Victor Oladipo: T.J. Warren on 'Different Planet' as NBA Restart's Top ScorerAugust 9, 2020
First things first: T.J. Warren has always been a bucket. That said, the Indiana Pacers forward has been "on a different planet" since entering the NBA bubble, according to teammate Victor Oladipo.
Warren dropped 39 points in the Pacers' 116-111 win over the Los Angeles Lakers on Saturday, his fourth 30-point game in Indiana's 4-1 bubble start. He's averaging 34.8 points over that five-game stretch, shooting 60.5 percent from the floor and 55.6 percent from three-point range.
"Hey look, T.J. Warren is on a different planet right now," Oladipo said. "It don't matter what I say, it don't matter what you say, it don't matter what somebody down the street say—Johnny, Barley, Ms. Susie—he locked in right now. I don't need to encourage him to do anything; he's going to put the ball in the rim regardless of who's out there."
Down 108-107 with under two minutes remaining Saturday, Warren went on a 7-0 run by himself, highlighted by a three-point dagger with 10.6 seconds left to put things away for the Pacers. Warren's 39 points were as many as LeBron James and Anthony Davis posted combined as the Lakers dropped their third straight game.
"It's me just putting in the time and work in the offseason," Warren said. "During the time off just staying locked, staying in love with the game and just being myself when I'm out there. I've got a good supporting cast, good family and friends, so that helps a lot. And the organization, the Pacers welcomed me in with open arms and brought me in, so I'm just grateful for everything right now."

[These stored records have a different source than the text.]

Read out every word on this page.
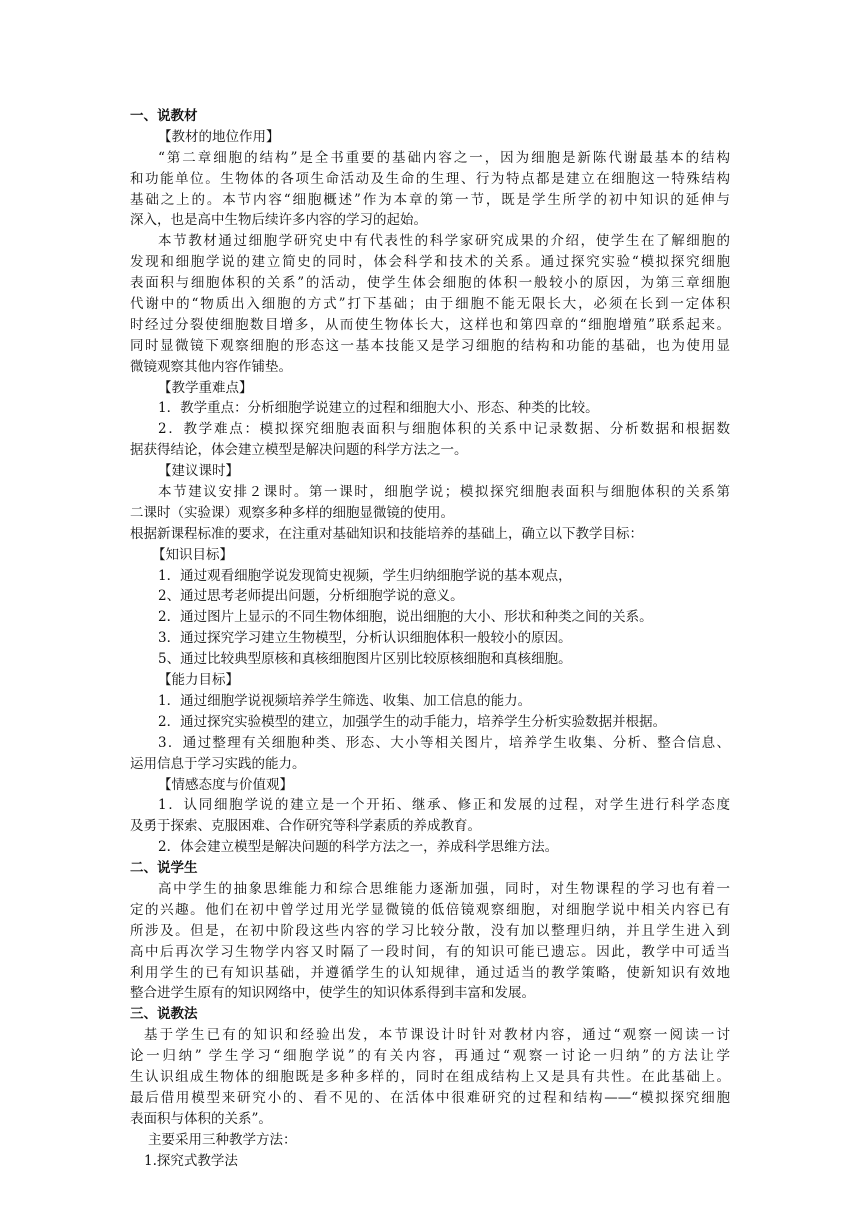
一、说教材
【教材的地位作用】
“第二章细胞的结构”是全书重要的基础内容之一，因为细胞是新陈代谢最基本的结构
和功能单位。生物体的各项生命活动及生命的生理、行为特点都是建立在细胞这一特殊结构
基础之上的。本节内容“细胞概述”作为本章的第一节，既是学生所学的初中知识的延伸与
深入，也是高中生物后续许多内容的学习的起始。
本节教材通过细胞学研究史中有代表性的科学家研究成果的介绍，使学生在了解细胞的
发现和细胞学说的建立简史的同时，体会科学和技术的关系。通过探究实验“模拟探究细胞
表面积与细胞体积的关系”的活动，使学生体会细胞的体积一般较小的原因，为第三章细胞
代谢中的“物质出入细胞的方式”打下基础；由于细胞不能无限长大，必须在长到一定体积
时经过分裂使细胞数目增多，从而使生物体长大，这样也和第四章的“细胞增殖”联系起来。
同时显微镜下观察细胞的形态这一基本技能又是学习细胞的结构和功能的基础，也为使用显
微镜观察其他内容作铺垫。
【教学重难点】
1．教学重点：分析细胞学说建立的过程和细胞大小、形态、种类的比较。
2．教学难点：模拟探究细胞表面积与细胞体积的关系中记录数据、分析数据和根据数
据获得结论，体会建立模型是解决问题的科学方法之一。
【建议课时】
本节建议安排２课时。第一课时，细胞学说；模拟探究细胞表面积与细胞体积的关系第
二课时（实验课）观察多种多样的细胞显微镜的使用。
根据新课程标准的要求，在注重对基础知识和技能培养的基础上，确立以下教学目标：
【知识目标】
1．通过观看细胞学说发现简史视频，学生归纳细胞学说的基本观点，
2、通过思考老师提出问题，分析细胞学说的意义。
2．通过图片上显示的不同生物体细胞，说出细胞的大小、形状和种类之间的关系。
3．通过探究学习建立生物模型，分析认识细胞体积一般较小的原因。
5、通过比较典型原核和真核细胞图片区别比较原核细胞和真核细胞。
【能力目标】
1．通过细胞学说视频培养学生筛选、收集、加工信息的能力。
2．通过探究实验模型的建立，加强学生的动手能力，培养学生分析实验数据并根据。
3．通过整理有关细胞种类、形态、大小等相关图片，培养学生收集、分析、整合信息、
运用信息于学习实践的能力。
【情感态度与价值观】
1．认同细胞学说的建立是一个开拓、继承、修正和发展的过程，对学生进行科学态度
及勇于探索、克服困难、合作研究等科学素质的养成教育。
2．体会建立模型是解决问题的科学方法之一，养成科学思维方法。
二、说学生
高中学生的抽象思维能力和综合思维能力逐渐加强，同时，对生物课程的学习也有着一
定的兴趣。他们在初中曾学过用光学显微镜的低倍镜观察细胞，对细胞学说中相关内容已有
所涉及。但是，在初中阶段这些内容的学习比较分散，没有加以整理归纳，并且学生进入到
高中后再次学习生物学内容又时隔了一段时间，有的知识可能已遗忘。因此，教学中可适当
利用学生的已有知识基础，并遵循学生的认知规律，通过适当的教学策略，使新知识有效地
整合进学生原有的知识网络中，使学生的知识体系得到丰富和发展。
三、说教法
基于学生已有的知识和经验出发，本节课设计时针对教材内容，通过“观察一阅读一讨
论一归纳” 学生学习“细胞学说”的有关内容，再通过“观察一讨论一归纳”的方法让学
生认识组成生物体的细胞既是多种多样的，同时在组成结构上又是具有共性。在此基础上。
最后借用模型来研究小的、看不见的、在活体中很难研究的过程和结构——“模拟探究细胞
表面积与体积的关系”。
主要采用三种教学方法：
1.探究式教学法
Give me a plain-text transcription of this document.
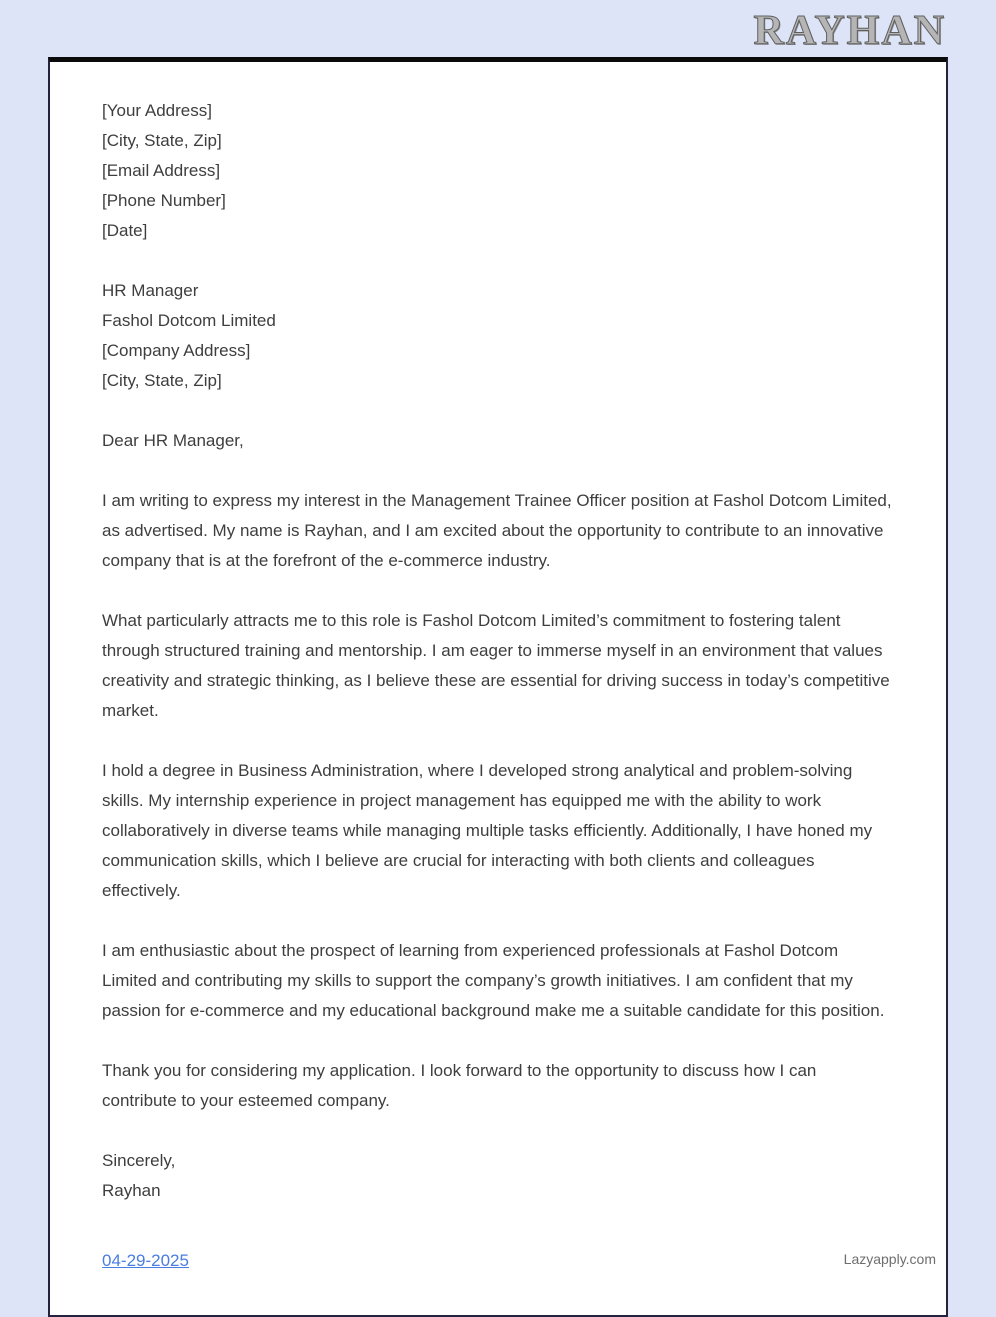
RAYHAN
[Your Address]
[City, State, Zip]
[Email Address]
[Phone Number]
[Date]
HR Manager
Fashol Dotcom Limited
[Company Address]
[City, State, Zip]
Dear HR Manager,

I am writing to express my interest in the Management Trainee Officer position at Fashol Dotcom Limited, as advertised. My name is Rayhan, and I am excited about the opportunity to contribute to an innovative company that is at the forefront of the e-commerce industry.

What particularly attracts me to this role is Fashol Dotcom Limited’s commitment to fostering talent through structured training and mentorship. I am eager to immerse myself in an environment that values creativity and strategic thinking, as I believe these are essential for driving success in today’s competitive market.

I hold a degree in Business Administration, where I developed strong analytical and problem-solving skills. My internship experience in project management has equipped me with the ability to work collaboratively in diverse teams while managing multiple tasks efficiently. Additionally, I have honed my communication skills, which I believe are crucial for interacting with both clients and colleagues effectively.

I am enthusiastic about the prospect of learning from experienced professionals at Fashol Dotcom Limited and contributing my skills to support the company’s growth initiatives. I am confident that my passion for e-commerce and my educational background make me a suitable candidate for this position.

Thank you for considering my application. I look forward to the opportunity to discuss how I can contribute to your esteemed company.

Sincerely,
Rayhan
04-29-2025	Lazyapply.com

Warren had just five 30-point games in the Pacers' first 65 contests before the COVID-19 pandemic halted the regular season. His Orlando ascent is the culmination of a yearslong process to improve his game. In his first four NBA seasons, Warren hit only 79 three-pointers. He's knocked down 89 treys this season, 20 of which have come in the bubble.
Making matters even more impressive: Warren's Bubble MVP run comes a little over a year after the Phoenix Suns sold him and a second-round pick to Indiana for cash considerations. No other players. No other draft picks. Just cash.
Odds are the Suns are regretting that decision right about now.